In [21]: l = [2, 5, 10]             # Array of angular multipoles

In [22]: k = logspace(-4,-0.65,100) # Array of wavenumbers

In [23]: cl = sp.cl_sfb(l,k,shotNoise=False,evol=False)*(survey_volume**2)/r0*(2*sqrt(2*pi))

In [24]: cl_evol = sp.cl_sfb(l,k,shotNoise=False,evol=True)*(survey_volume**2)/r0*(2*sqrt(2*pi))

In [25]: cln = sp.cl_sfb(l,k,onlyNoise=True)*(survey_volume**2)/r0*(2*sqrt(2*pi))

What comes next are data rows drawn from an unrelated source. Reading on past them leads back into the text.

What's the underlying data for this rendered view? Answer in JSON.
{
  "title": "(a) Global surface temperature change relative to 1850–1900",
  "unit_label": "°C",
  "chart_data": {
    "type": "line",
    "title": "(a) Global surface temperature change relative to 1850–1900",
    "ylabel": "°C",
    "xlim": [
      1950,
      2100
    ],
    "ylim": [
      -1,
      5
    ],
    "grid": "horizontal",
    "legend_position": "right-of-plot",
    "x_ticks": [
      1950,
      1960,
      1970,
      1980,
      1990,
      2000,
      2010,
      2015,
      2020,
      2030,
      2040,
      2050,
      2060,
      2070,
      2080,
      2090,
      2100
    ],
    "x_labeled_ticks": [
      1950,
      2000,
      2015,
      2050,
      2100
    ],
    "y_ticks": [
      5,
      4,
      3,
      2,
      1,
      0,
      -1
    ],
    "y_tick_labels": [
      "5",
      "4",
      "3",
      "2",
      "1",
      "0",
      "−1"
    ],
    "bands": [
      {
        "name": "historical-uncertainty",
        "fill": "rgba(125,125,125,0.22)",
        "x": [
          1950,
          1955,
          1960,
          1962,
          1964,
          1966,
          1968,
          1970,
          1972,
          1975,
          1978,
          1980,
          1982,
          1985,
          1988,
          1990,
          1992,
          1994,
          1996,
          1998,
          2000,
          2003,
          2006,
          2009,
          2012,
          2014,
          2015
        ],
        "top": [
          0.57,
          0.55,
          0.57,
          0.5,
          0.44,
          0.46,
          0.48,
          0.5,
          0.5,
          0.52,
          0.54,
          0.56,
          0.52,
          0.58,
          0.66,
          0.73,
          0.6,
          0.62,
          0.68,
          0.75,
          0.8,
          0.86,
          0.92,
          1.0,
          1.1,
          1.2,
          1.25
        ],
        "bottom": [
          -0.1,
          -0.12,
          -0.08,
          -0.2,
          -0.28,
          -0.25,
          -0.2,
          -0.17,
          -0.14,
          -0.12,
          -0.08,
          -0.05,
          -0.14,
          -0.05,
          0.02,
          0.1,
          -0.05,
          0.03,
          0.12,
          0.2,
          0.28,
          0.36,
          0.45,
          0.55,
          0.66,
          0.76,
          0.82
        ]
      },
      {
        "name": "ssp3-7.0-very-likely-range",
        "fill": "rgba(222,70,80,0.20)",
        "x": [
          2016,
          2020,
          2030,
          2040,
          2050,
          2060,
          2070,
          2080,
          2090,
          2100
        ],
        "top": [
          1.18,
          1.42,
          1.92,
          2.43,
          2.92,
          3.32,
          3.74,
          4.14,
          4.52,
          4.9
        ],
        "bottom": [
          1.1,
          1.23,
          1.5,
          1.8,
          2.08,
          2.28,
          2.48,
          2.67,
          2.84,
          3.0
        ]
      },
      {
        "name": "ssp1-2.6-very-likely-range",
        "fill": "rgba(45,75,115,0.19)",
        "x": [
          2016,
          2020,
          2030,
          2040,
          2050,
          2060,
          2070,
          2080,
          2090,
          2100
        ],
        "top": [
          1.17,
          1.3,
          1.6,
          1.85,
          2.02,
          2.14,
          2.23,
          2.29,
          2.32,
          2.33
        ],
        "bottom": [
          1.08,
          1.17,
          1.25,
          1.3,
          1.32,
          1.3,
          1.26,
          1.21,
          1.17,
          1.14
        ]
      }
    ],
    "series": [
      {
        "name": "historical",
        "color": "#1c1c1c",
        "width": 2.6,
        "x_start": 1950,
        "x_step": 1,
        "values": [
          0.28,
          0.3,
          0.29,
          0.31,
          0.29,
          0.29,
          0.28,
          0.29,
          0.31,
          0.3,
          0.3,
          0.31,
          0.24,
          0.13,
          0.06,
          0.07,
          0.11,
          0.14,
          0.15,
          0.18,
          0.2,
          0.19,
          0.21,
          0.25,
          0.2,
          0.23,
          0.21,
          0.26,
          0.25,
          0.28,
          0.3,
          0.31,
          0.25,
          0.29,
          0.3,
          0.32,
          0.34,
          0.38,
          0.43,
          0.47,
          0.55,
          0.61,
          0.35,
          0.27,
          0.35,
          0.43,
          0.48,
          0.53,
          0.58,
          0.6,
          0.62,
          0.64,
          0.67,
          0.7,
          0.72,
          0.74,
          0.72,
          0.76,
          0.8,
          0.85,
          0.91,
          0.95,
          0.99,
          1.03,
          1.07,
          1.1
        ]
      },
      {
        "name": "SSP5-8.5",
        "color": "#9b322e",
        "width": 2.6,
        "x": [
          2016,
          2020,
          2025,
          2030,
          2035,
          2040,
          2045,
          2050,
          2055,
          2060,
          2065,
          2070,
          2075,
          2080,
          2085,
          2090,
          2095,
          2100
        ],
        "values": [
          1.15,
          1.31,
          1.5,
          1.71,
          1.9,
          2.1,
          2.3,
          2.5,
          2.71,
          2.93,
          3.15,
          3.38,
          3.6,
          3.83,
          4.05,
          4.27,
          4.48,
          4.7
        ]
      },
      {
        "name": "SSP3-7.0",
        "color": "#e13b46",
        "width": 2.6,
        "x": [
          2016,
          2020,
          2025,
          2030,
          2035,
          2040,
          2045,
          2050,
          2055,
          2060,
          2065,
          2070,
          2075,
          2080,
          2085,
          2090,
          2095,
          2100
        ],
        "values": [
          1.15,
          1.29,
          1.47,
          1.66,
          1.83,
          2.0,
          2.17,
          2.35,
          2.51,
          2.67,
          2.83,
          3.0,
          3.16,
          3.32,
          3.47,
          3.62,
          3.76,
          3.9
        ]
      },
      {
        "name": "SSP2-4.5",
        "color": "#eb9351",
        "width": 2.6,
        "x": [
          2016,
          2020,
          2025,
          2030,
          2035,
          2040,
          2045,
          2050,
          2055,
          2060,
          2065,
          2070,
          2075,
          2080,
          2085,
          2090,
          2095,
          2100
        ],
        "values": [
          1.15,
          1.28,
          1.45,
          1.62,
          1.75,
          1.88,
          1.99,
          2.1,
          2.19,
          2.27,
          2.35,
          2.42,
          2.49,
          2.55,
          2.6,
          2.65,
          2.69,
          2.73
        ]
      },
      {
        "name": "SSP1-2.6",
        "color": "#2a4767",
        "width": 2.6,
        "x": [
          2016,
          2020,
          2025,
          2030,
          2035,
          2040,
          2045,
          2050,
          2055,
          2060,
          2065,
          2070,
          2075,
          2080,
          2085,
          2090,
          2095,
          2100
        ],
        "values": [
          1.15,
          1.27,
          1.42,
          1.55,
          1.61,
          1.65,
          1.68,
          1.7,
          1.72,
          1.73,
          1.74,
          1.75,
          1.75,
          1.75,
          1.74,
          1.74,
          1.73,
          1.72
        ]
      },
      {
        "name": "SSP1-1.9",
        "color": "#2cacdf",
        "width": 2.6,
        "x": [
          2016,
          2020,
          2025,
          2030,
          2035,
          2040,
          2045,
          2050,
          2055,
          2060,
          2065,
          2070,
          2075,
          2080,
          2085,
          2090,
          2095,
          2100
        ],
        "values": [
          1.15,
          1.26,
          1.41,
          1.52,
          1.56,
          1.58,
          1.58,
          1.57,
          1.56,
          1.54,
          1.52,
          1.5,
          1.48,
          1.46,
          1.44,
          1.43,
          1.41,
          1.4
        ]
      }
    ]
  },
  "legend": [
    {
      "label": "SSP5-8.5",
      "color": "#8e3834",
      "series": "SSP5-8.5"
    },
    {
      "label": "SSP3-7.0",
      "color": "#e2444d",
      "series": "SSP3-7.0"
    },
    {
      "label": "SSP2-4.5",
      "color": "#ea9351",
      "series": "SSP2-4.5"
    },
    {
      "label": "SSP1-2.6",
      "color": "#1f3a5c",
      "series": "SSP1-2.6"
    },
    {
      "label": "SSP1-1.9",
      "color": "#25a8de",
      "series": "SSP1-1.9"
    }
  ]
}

In [26]: figure(); subplot(321);

In [27]: loglog(k,cl[0,:]); loglog(k,cln[0,:]); loglog(k,cosmo.pk_lin(k));

In [28]: ylim(1e2,6e4); xlim(0.0001,0.23);

In [29]: subplot(323);

In [30]: loglog(k,cl[1,:]);  loglog(k,cln[1,:]); loglog(k,cosmo.pk_lin(k));

In [31]: ylim(1e2,6e4); xlim(0.0001,0.23);

In [32]: subplot(325);

In [33]: loglog(k,cl[2,:]); loglog(k,cln[2,:]); loglog(k,cosmo.pk_lin(k));

In [34]: ylim(1e2,6e4); xlim(0.0001,0.23);

In [35]: subplot(322);

In [36]: loglog(k,cl_evol[0,:]); loglog(k,cln[0,:]); loglog(k,cosmo.pk_lin(k));

In [37]: ylim(1e2,6e4); xlim(0.0001,0.23);

In [38]: subplot(324);

In [39]: loglog(k,cl_evol[1,:]); loglog(k,cln[1,:]); loglog(k,cosmo.pk_lin(k));

In [40]: ylim(1e2,6e4); xlim(0.0001,0.23);

In [41]: subplot(326);

In [42]: loglog(k,cl_evol[2,:]); loglog(k,cln[2,:]); loglog(k,cosmo.pk_lin(k));

In [43]: ylim(1e2,6e4); xlim(0.0001,0.23);

In [44]: subplots_adjust(hspace=0);
../_images/3DSFB-2.png

References

[YooDesjacques13]J. Yoo and V. Desjacques. All-sky analysis of the general relativistic galaxy power spectrum. PhysRevD, 88(2):023502, July 2013. arXiv:1301.4501, doi:10.1103/PhysRevD.88.023502.